Of the Walter Lantz era, there were a fair share of disappointments while also some good ones. While not a classic by all means, far from it, 'Broadway Folly' is generally one of Lantz's better Oswald cartoons. Oswald is endearing as ever and the premise allows him to be in character as seen with the cartoons made in the Disney and Winkler Oswald cartoons.

'Broadway Folly' has its debits. The animation is pretty primitive, particularly in some rough character designs and some hackneyed and incomplete-looking transitions. The ending is strangely unsatisfying and like the cartoon had run out of gas, with a cartoon with this kind of premise one expects a funnier and inventive ending that feels rounded off, this one feels somewhat limp.

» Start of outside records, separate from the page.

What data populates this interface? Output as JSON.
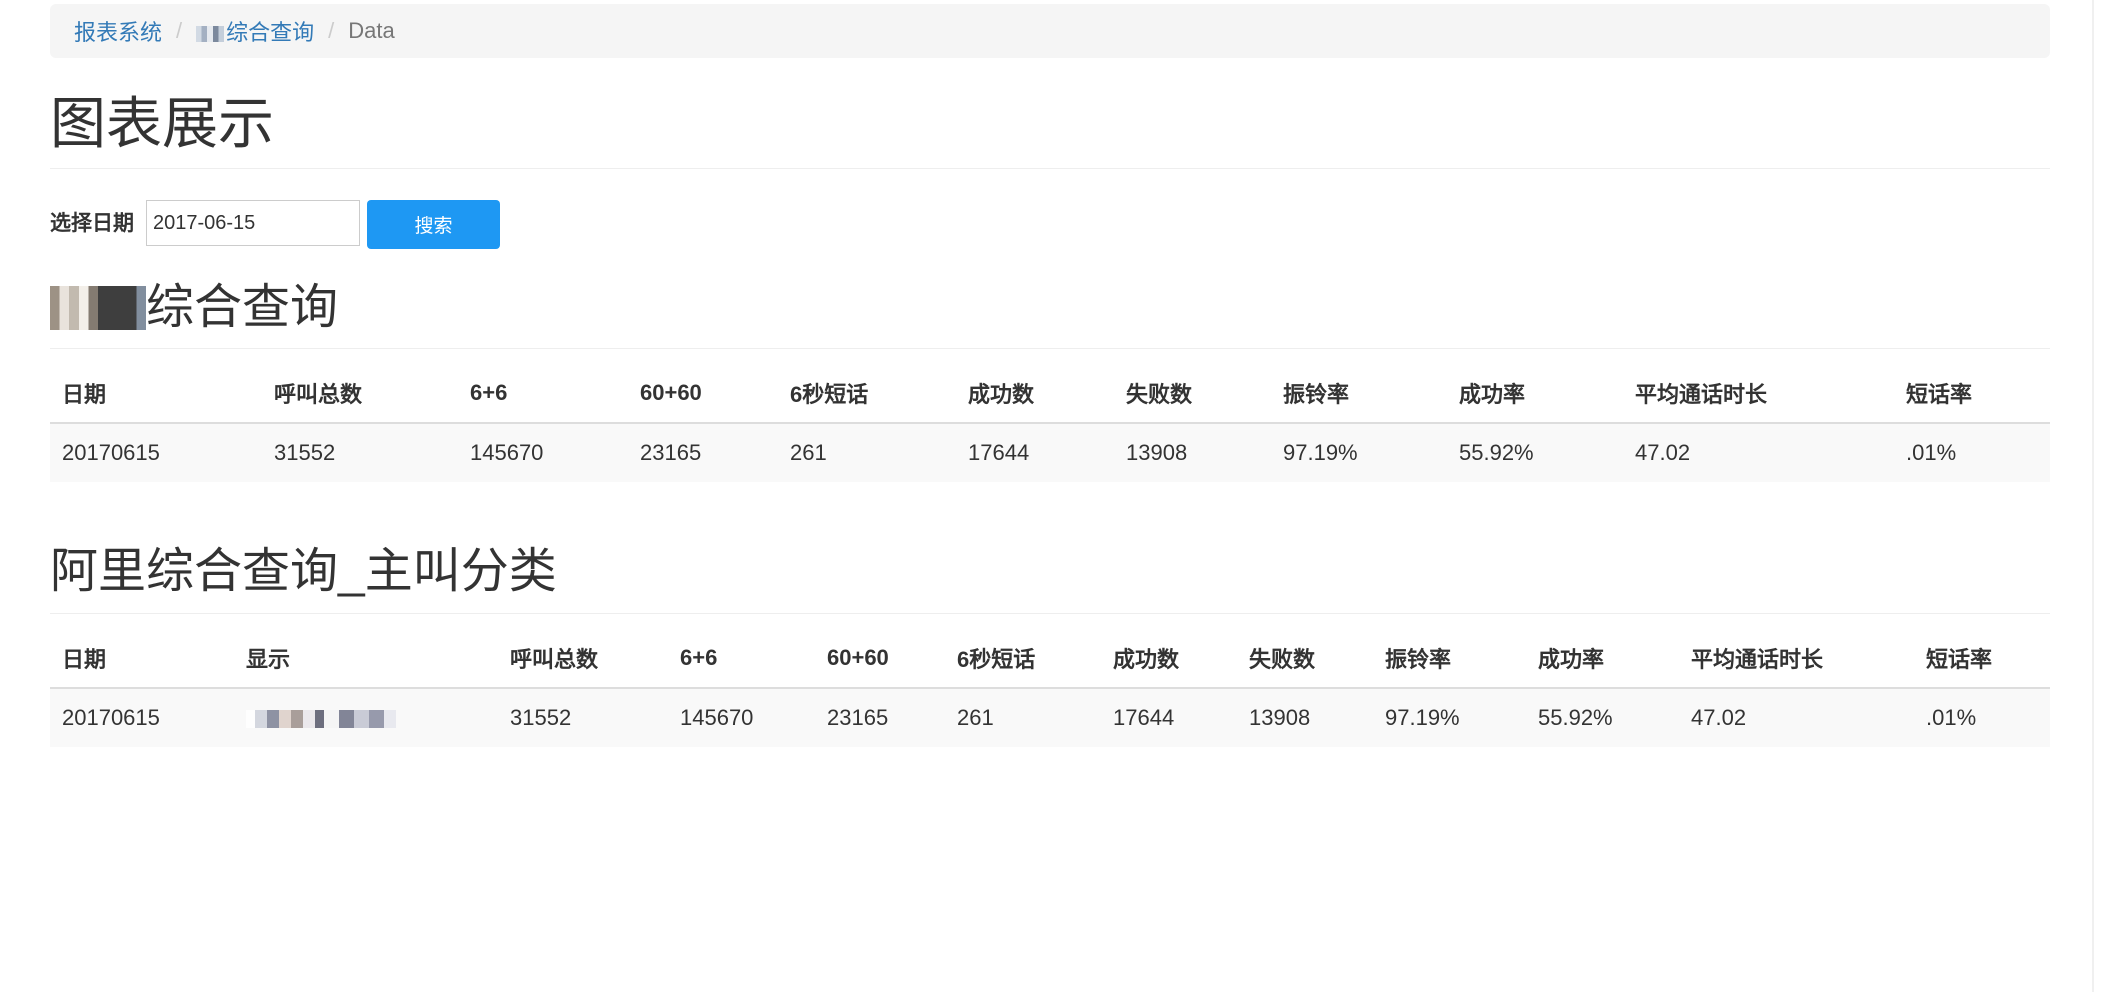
{
  "breadcrumb": {
    "items": [
      "报表系统",
      "综合查询",
      "Data"
    ],
    "separator": "/"
  },
  "page": {
    "title": "图表展示"
  },
  "filter": {
    "label": "选择日期",
    "date_value": "2017-06-15",
    "search_label": "搜索"
  },
  "section1": {
    "title": "综合查询",
    "columns": [
      "日期",
      "呼叫总数",
      "6+6",
      "60+60",
      "6秒短话",
      "成功数",
      "失败数",
      "振铃率",
      "成功率",
      "平均通话时长",
      "短话率"
    ],
    "rows": [
      [
        "20170615",
        "31552",
        "145670",
        "23165",
        "261",
        "17644",
        "13908",
        "97.19%",
        "55.92%",
        "47.02",
        ".01%"
      ]
    ]
  },
  "section2": {
    "title": "阿里综合查询_主叫分类",
    "columns": [
      "日期",
      "显示",
      "呼叫总数",
      "6+6",
      "60+60",
      "6秒短话",
      "成功数",
      "失败数",
      "振铃率",
      "成功率",
      "平均通话时长",
      "短话率"
    ],
    "rows": [
      [
        "20170615",
        "",
        "31552",
        "145670",
        "23165",
        "261",
        "17644",
        "13908",
        "97.19%",
        "55.92%",
        "47.02",
        ".01%"
      ]
    ]
  },
  "colors": {
    "link": "#337ab7",
    "button": "#1e98f3",
    "breadcrumb_bg": "#f5f5f5",
    "row_bg": "#f9f9f9"
  }
}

One doesn't see the Oswald cartoons for their stories, but some of 'Broadway Folly' is thin and rather predictable, there are cartoons and even films with similar themes made since and most have done it much better and with more consistency.

Synchronisation is good however as is the sound, while Oswald's movements are mostly natural. Many of the gags hit the mark, with 'Broadway Folly' being one of the funnier and imaginative Lantz Oswald cartoons. The repeated gag luckily didn't get too tiresome, even if it could have done with more variation perhaps.

As said, no complaints can be made about Oswald. The cartoon is also notable for being the last Oswald cartoon to feature a laughing Oswald in the title.